Characterization of long-period fiber grating written by modal-interference pattern of guided light

Abstract

Long-period fiber gratings have been widely used as wavelength filters in optical fiber communication and fiber optic sensor systems. In this thesis, we demonstrate a long-period fiber grating that couplies core-mode to cladding-modes in the infrared region, which is written by the modal-interference pattern of guided light of 488 nm wavelength. The modal-interference pattern along the fiber induces permanent refractive index change in the Ge-doped photosensitive fiber. Theoretical calculation has been carried out and showed that the grating has resonant coupling at multiple wavelengths as well as the writing wavelength, where the phase matching condition is satisfied. In the experiment, elliptical-core fiber with cutoff wavelength of 630 nm was used. The fiber was hydrogen-loaded for high photosensitivity.
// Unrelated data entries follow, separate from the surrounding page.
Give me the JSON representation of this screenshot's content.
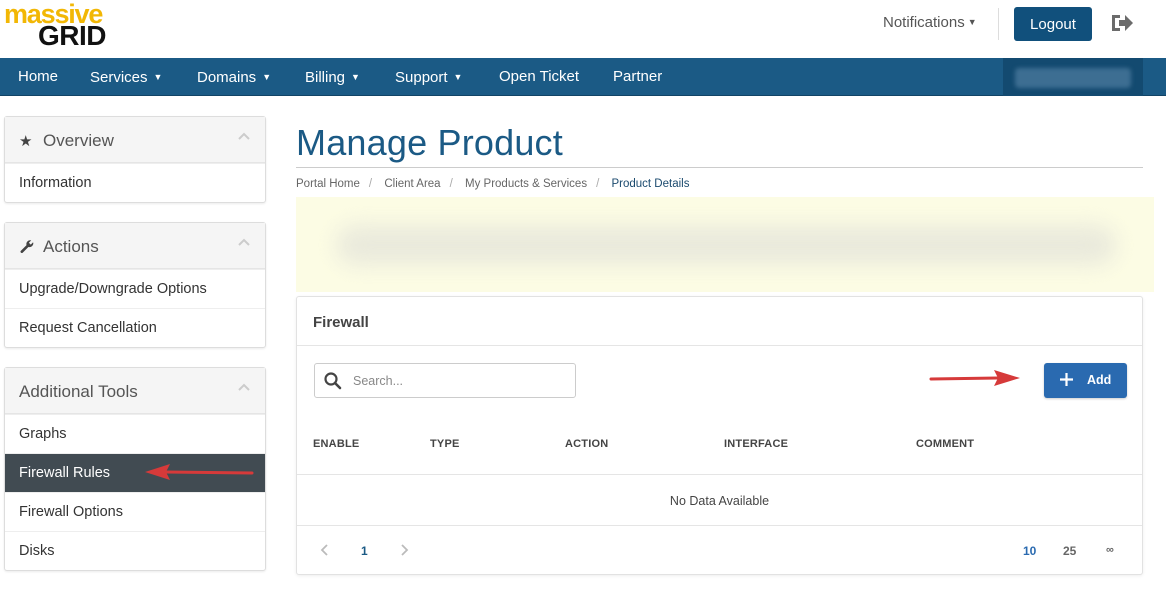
{
  "brand": {
    "logo_top": "massive",
    "logo_bottom": "GRID",
    "accent": "#f2b705",
    "primary": "#1b5a85"
  },
  "header": {
    "notifications_label": "Notifications",
    "logout_label": "Logout",
    "signout_icon": "sign-out-icon"
  },
  "nav": {
    "items": [
      {
        "label": "Home",
        "dropdown": false
      },
      {
        "label": "Services",
        "dropdown": true
      },
      {
        "label": "Domains",
        "dropdown": true
      },
      {
        "label": "Billing",
        "dropdown": true
      },
      {
        "label": "Support",
        "dropdown": true
      },
      {
        "label": "Open Ticket",
        "dropdown": false
      },
      {
        "label": "Partner",
        "dropdown": false
      }
    ]
  },
  "sidebar": {
    "overview": {
      "title": "Overview",
      "icon": "star-icon",
      "items": [
        "Information"
      ]
    },
    "actions": {
      "title": "Actions",
      "icon": "wrench-icon",
      "items": [
        "Upgrade/Downgrade Options",
        "Request Cancellation"
      ]
    },
    "tools": {
      "title": "Additional Tools",
      "items": [
        "Graphs",
        "Firewall Rules",
        "Firewall Options",
        "Disks"
      ],
      "active": "Firewall Rules"
    }
  },
  "page": {
    "title": "Manage Product",
    "breadcrumb": [
      "Portal Home",
      "Client Area",
      "My Products & Services",
      "Product Details"
    ]
  },
  "firewall": {
    "title": "Firewall",
    "search_placeholder": "Search...",
    "add_label": "Add",
    "columns": [
      "ENABLE",
      "TYPE",
      "ACTION",
      "INTERFACE",
      "COMMENT"
    ],
    "empty_text": "No Data Available",
    "pagination": {
      "current_page": "1",
      "page_sizes": [
        "10",
        "25",
        "∞"
      ],
      "active_size": "10"
    }
  }
}
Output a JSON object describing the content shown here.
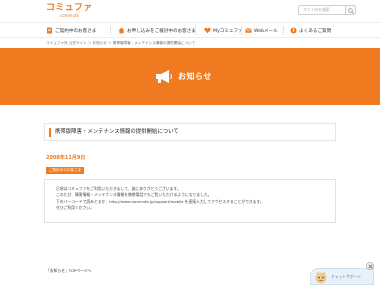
{
  "header": {
    "logo_main": "コミュファ",
    "logo_sub": "commufa",
    "search_placeholder": "サイト内を検索"
  },
  "nav": {
    "items": [
      {
        "label": "ご契約中のお客さま"
      },
      {
        "label": "お申し込みをご検討中のお客さま"
      },
      {
        "label": "Myコミュファ"
      },
      {
        "label": "Webメール"
      },
      {
        "label": "よくあるご質問"
      }
    ]
  },
  "breadcrumb": "コミュファ光 公式サイト ＞ お知らせ ＞ 携帯版障害・メンテナンス情報の提供開始について",
  "hero": {
    "title": "お知らせ"
  },
  "article": {
    "title": "携帯版障害・メンテナンス情報の提供開始について",
    "date": "2008年11月9日",
    "tag": "ご契約中のお客さま",
    "body": [
      "日頃はコミュファをご利用いただきまして、誠にありがとうございます。",
      "このたび、障害情報・メンテナンス情報を携帯電話でもご覧いただけるようになりました。",
      "下のバーコードで読みとるか、http://www.commufa.jp/support/mobile を直接入力してアクセスすることができます。",
      "ぜひご利用ください。"
    ]
  },
  "footer": {
    "links": "「お知らせ」TOPページへ"
  },
  "chat": {
    "label": "チャットサポート"
  },
  "colors": {
    "accent": "#f07a1f",
    "chat_bg": "#e8f2fb"
  }
}
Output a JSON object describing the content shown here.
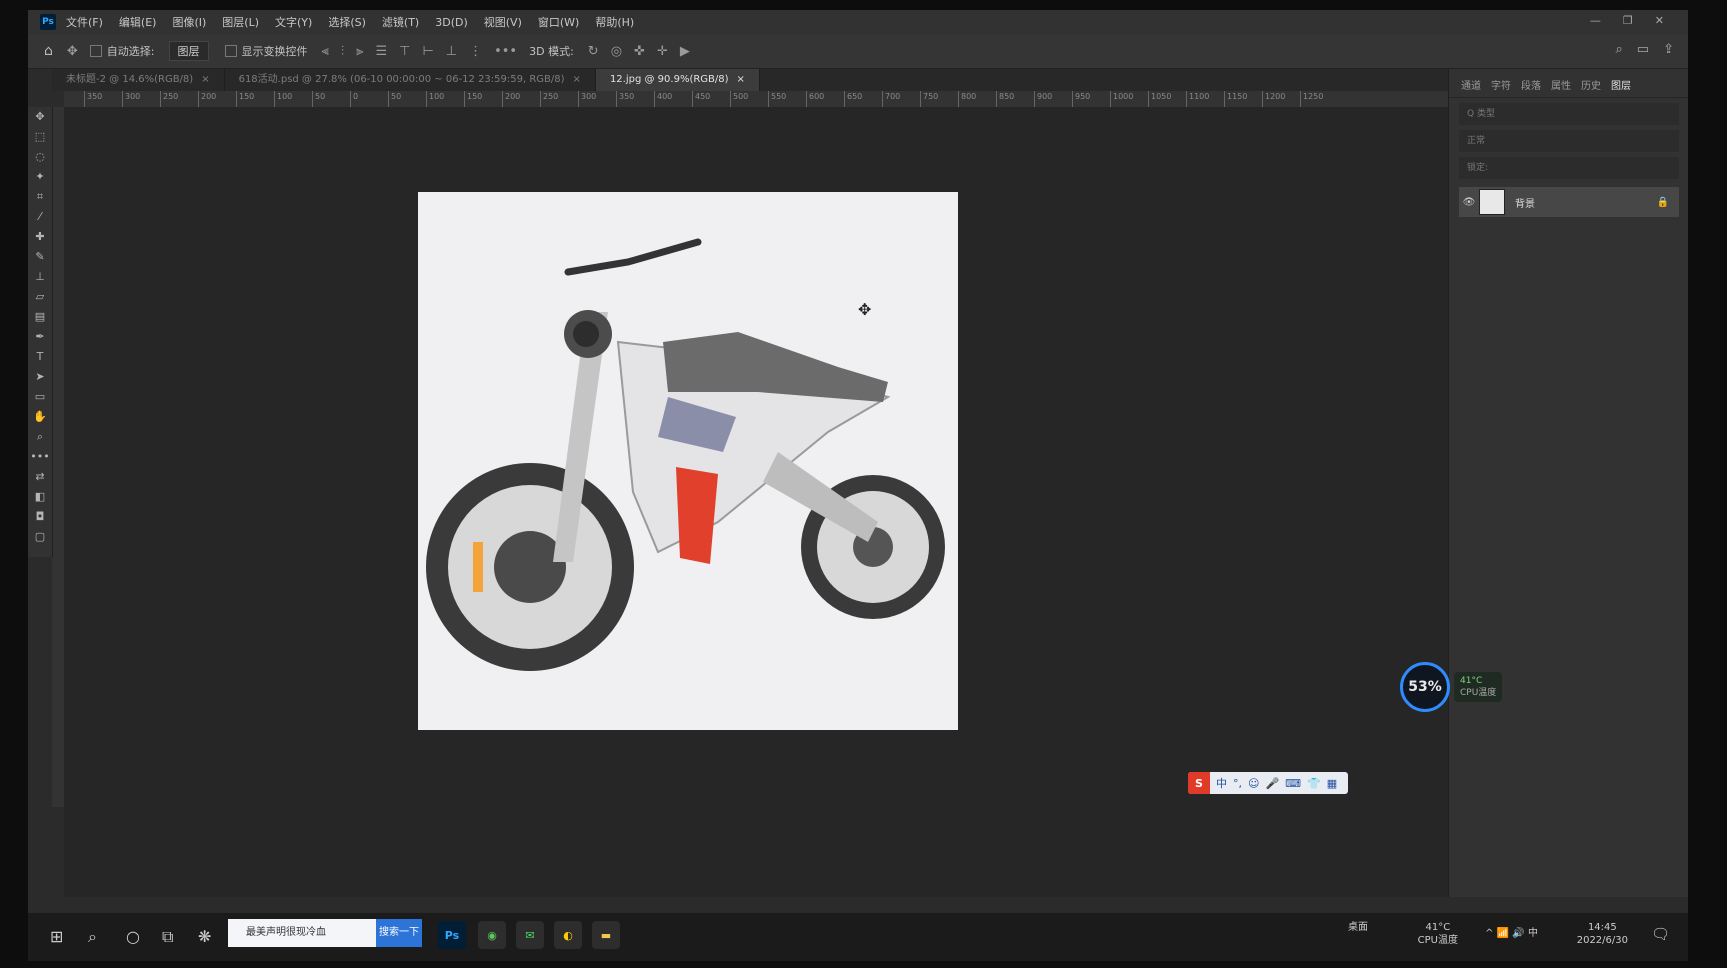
{
  "menu": [
    "文件(F)",
    "编辑(E)",
    "图像(I)",
    "图层(L)",
    "文字(Y)",
    "选择(S)",
    "滤镜(T)",
    "3D(D)",
    "视图(V)",
    "窗口(W)",
    "帮助(H)"
  ],
  "options": {
    "auto_select_label": "自动选择:",
    "auto_select_value": "图层",
    "show_transform_label": "显示变换控件",
    "mode_3d_label": "3D 模式:"
  },
  "tabs": [
    {
      "label": "未标题-2 @ 14.6%(RGB/8)",
      "close": "×"
    },
    {
      "label": "618活动.psd @ 27.8% (06-10 00:00:00 ~ 06-12 23:59:59, RGB/8)",
      "close": "×"
    },
    {
      "label": "12.jpg @ 90.9%(RGB/8)",
      "close": "×"
    }
  ],
  "ruler_ticks": [
    "350",
    "300",
    "250",
    "200",
    "150",
    "100",
    "50",
    "0",
    "50",
    "100",
    "150",
    "200",
    "250",
    "300",
    "350",
    "400",
    "450",
    "500",
    "550",
    "600",
    "650",
    "700",
    "750",
    "800",
    "850",
    "900",
    "950",
    "1000",
    "1050",
    "1100",
    "1150",
    "1200",
    "1250"
  ],
  "panel_tabs": [
    "通道",
    "字符",
    "段落",
    "属性",
    "历史",
    "图层"
  ],
  "panel_rows": [
    "Q 类型",
    "正常",
    "锁定:"
  ],
  "layer": {
    "name": "背景",
    "lock": "🔒"
  },
  "cpu": {
    "percent": "53%",
    "temp": "41°C",
    "label": "CPU温度"
  },
  "ime": {
    "logo": "S",
    "items": [
      "中",
      "°,",
      "☺",
      "🎤",
      "⌨",
      "👕",
      "▦"
    ]
  },
  "taskbar": {
    "search_placeholder": "最美声明很现冷血",
    "search_button": "搜索一下",
    "ps_label": "Ps",
    "tray_label": "桌面",
    "temp": "41°C",
    "temp_label": "CPU温度",
    "ime_indicator": "中",
    "time": "14:45",
    "date": "2022/6/30"
  },
  "colors": {
    "accent": "#2f8cff",
    "ps_blue": "#31a8ff",
    "battery_red": "#e0402c",
    "canvas_bg": "#f0f0f2"
  }
}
The grating was written using interference pattern of $LP_01$ and $LP_11$ core modes at 488 nm. The fabricated grating showed 99% coupling efficiency between the two core modes for the grating length of 50 cm at the writing wavelength. The coupling between $LP_01$ core-mode and cladding mode was observed in infrared region, at the wavelengths of 867.25, 869.65, 873.25, 875.5 nm. At each wavelength, the coupling efficiency and the 3-dB spectral bandwidth was about 60% and 1.5 nm, respectively. The four wavelengths correspond to coupling to two different cladding modes for two orthogonal polarization states of the input light. This method makes it possible to fabricate a long-period grating with total length of more than tens of centimeter using blue-green laser wavelengths, that can be used at infrared wavelength. The coupling wavelengths can be shifted to the communication wavelengths of 1.3 or 1.55㎛, if a fiber with proper paramenter for the required phase matching condition is used.